I don’t know. I told my parents that all of my eggs were in the fellowship basket at the time, and they were rightfully concerned about that, because if that didn’t come through I’m not sure exactly how things would have played out. But I mean, I always was very interested in journalism. I interned at the Buffalo News, which, that’s where I’m from is Buffalo, New York, and I interned at Cleveland Magazine while I went to John Carroll. So I think I would have definitely tried to continue pursuing it, but I don’t know if it would have necessarily been in politics. I may have tried to go work for a local newspaper or something like that. I’m not sure. But I know that I was very fortunate to be able to get it. And just being in Washington has opened up a lot of opportunities too, because there are so many journalism opportunities there. So I don’t know. I think I would have pursued journalism in some capacity for some amount of time, but it’s a particularly tough time to do that, especially if you’re trying to do it at a local newspaper, with cutbacks and budgets and everything like that. It’s tougher to break in now than it probably used to be. So this was really a tremendous opportunity.

 

9. What are you up to now?

 

I’m still at NBC. I write and report for NBCnews.com, and so I’m primarily focused on producing content for our website, but I also go out and shoot video that will be used on any platform, whether it’s NBC or MSNBC. And I still contribute to a lot of the TV aspects of NBC in various capacities, but now I’m primarily focused on NBCnews.com.

 

10. Do you have any advice for future applicants?

 

If you look at it, there’s a trend, right? Most people who have done it have done The Carroll News. And it shouldn’t be exclusive to The Carroll News, but it says a lot if you’re able to write and report, because that’s such an important thing, and obviously those skills translate to the fellowship. But I think the most important piece of advice, I would say, is to diversify your portfolio. What I mean by that is, this is a great opportunity, but unfortunately only one person’s going to get it each year, and there’s going to be very talented people going for it every year. There was another girl who applied for it my same year, and she is now a reporter in D.C. as well. And she’s on Fox News all of the time and she writes all of the time for a great website, and she was able to do that because, number one, she is extremely talented, and number two, she saw, okay this isn’t going to work out, so now I’m going to go a different route. Because there are different ways to get to where you ultimately want to be, and don’t stake everything just on this one opportunity just because it’s so apparently in front of you.
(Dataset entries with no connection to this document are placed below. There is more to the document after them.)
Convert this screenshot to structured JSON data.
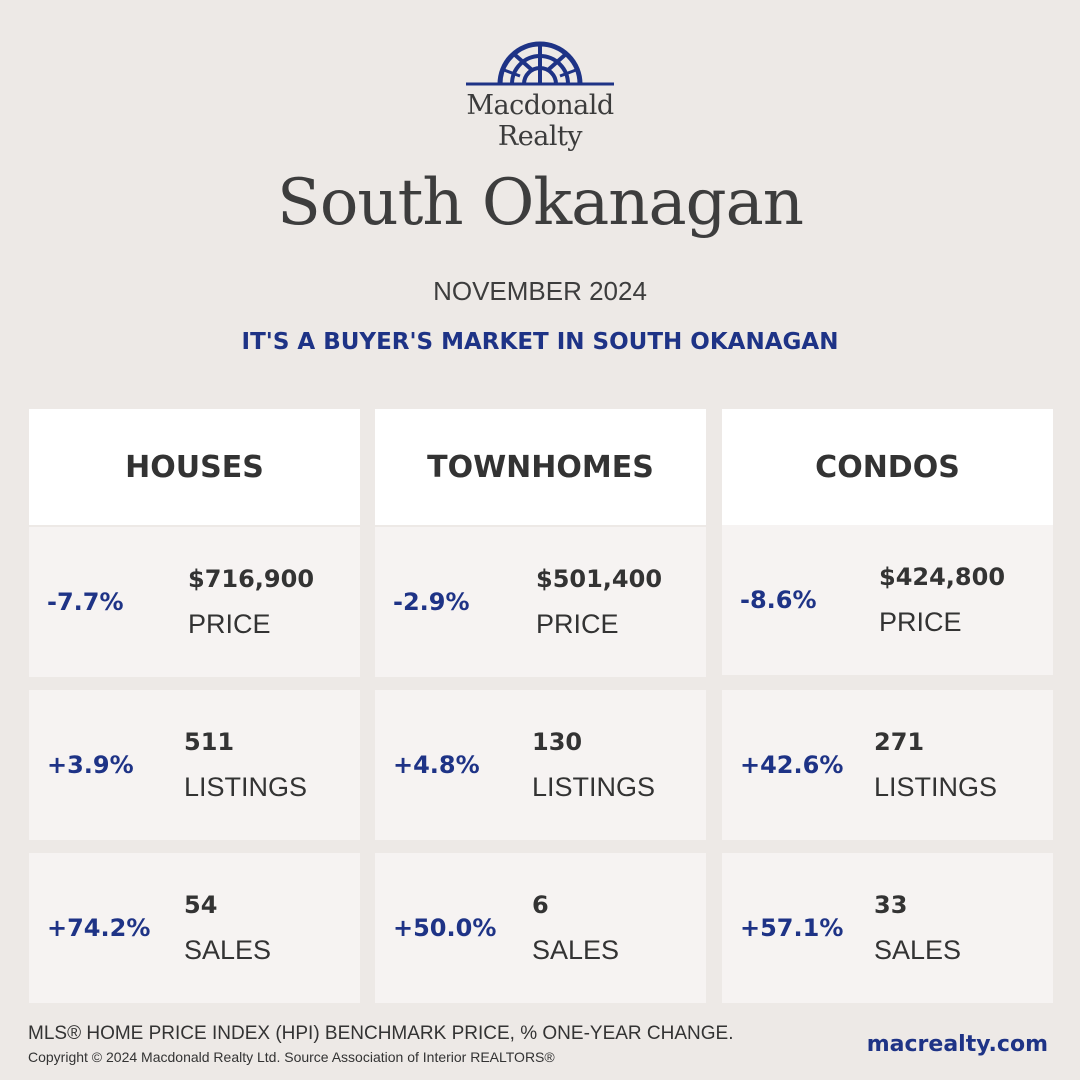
{
  "colors": {
    "background": "#ede9e6",
    "accent": "#1e3386",
    "text": "#333333",
    "card": "#f6f3f2"
  },
  "brand": {
    "line1": "Macdonald",
    "line2": "Realty",
    "icon": "sunburst-logo-icon"
  },
  "title": "South Okanagan",
  "period": "NOVEMBER 2024",
  "tagline": "IT'S A BUYER'S MARKET IN SOUTH OKANAGAN",
  "columns": [
    {
      "heading": "HOUSES",
      "rows": [
        {
          "change": "-7.7%",
          "value": "$716,900",
          "label": "PRICE"
        },
        {
          "change": "+3.9%",
          "value": "511",
          "label": "LISTINGS"
        },
        {
          "change": "+74.2%",
          "value": "54",
          "label": "SALES"
        }
      ]
    },
    {
      "heading": "TOWNHOMES",
      "rows": [
        {
          "change": "-2.9%",
          "value": "$501,400",
          "label": "PRICE"
        },
        {
          "change": "+4.8%",
          "value": "130",
          "label": "LISTINGS"
        },
        {
          "change": "+50.0%",
          "value": "6",
          "label": "SALES"
        }
      ]
    },
    {
      "heading": "CONDOS",
      "rows": [
        {
          "change": "-8.6%",
          "value": "$424,800",
          "label": "PRICE"
        },
        {
          "change": "+42.6%",
          "value": "271",
          "label": "LISTINGS"
        },
        {
          "change": "+57.1%",
          "value": "33",
          "label": "SALES"
        }
      ]
    }
  ],
  "footer": {
    "note": "MLS® HOME PRICE INDEX (HPI) BENCHMARK PRICE, % ONE-YEAR CHANGE.",
    "copyright": "Copyright © 2024 Macdonald Realty Ltd. Source Association of Interior REALTORS®",
    "website": "macrealty.com"
  }
}
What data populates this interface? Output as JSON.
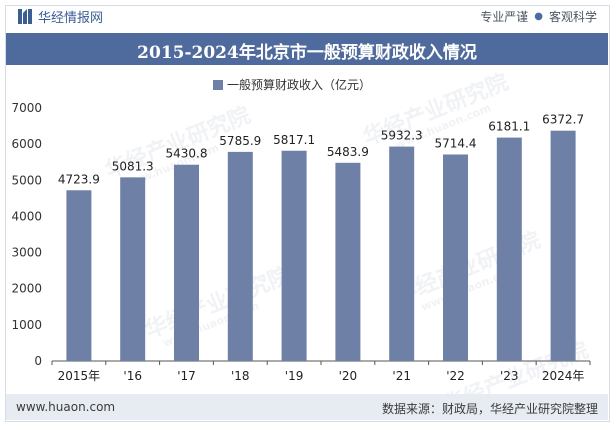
{
  "header": {
    "brand": "华经情报网",
    "slogan_left": "专业严谨",
    "slogan_right": "客观科学"
  },
  "watermark": {
    "text_cn": "华经产业研究院",
    "text_en": "www.huaon.com"
  },
  "footer": {
    "url": "www.huaon.com",
    "source": "数据来源：财政局，华经产业研究院整理"
  },
  "colors": {
    "title_bg": "#4f6a9c",
    "bar": "#6e80a6",
    "footer_bg": "#e7ebf2"
  },
  "chart_data": {
    "type": "bar",
    "title": "2015-2024年北京市一般预算财政收入情况",
    "categories": [
      "2015年",
      "'16",
      "'17",
      "'18",
      "'19",
      "'20",
      "'21",
      "'22",
      "'23",
      "2024年"
    ],
    "series": [
      {
        "name": "一般预算财政收入（亿元）",
        "values": [
          4723.9,
          5081.3,
          5430.8,
          5785.9,
          5817.1,
          5483.9,
          5932.3,
          5714.4,
          6181.1,
          6372.7
        ]
      }
    ],
    "ylim": [
      0,
      7000
    ],
    "yticks": [
      0,
      1000,
      2000,
      3000,
      4000,
      5000,
      6000,
      7000
    ],
    "grid": false,
    "legend_position": "top-center"
  }
}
Just the whole process of it, whether it’s applying for it, or even if it’s getting to the finals and dealing with members of the staff. All of the fellows have done presumably a pretty good job. I think we’re all still employed by NBC. I think that there’s a real respect that NBC has for John Carroll people. I know David Gregory has said in the past that he thinks there’s something in the water at John Carroll, which is a tremendous compliment. So, diversify and work hard while you’re there, but know that there are a lot of different ways to get to where you want to be, and there are a lot of people both on campus and off – John Carroll alums – that really want to help people get to where they want to be.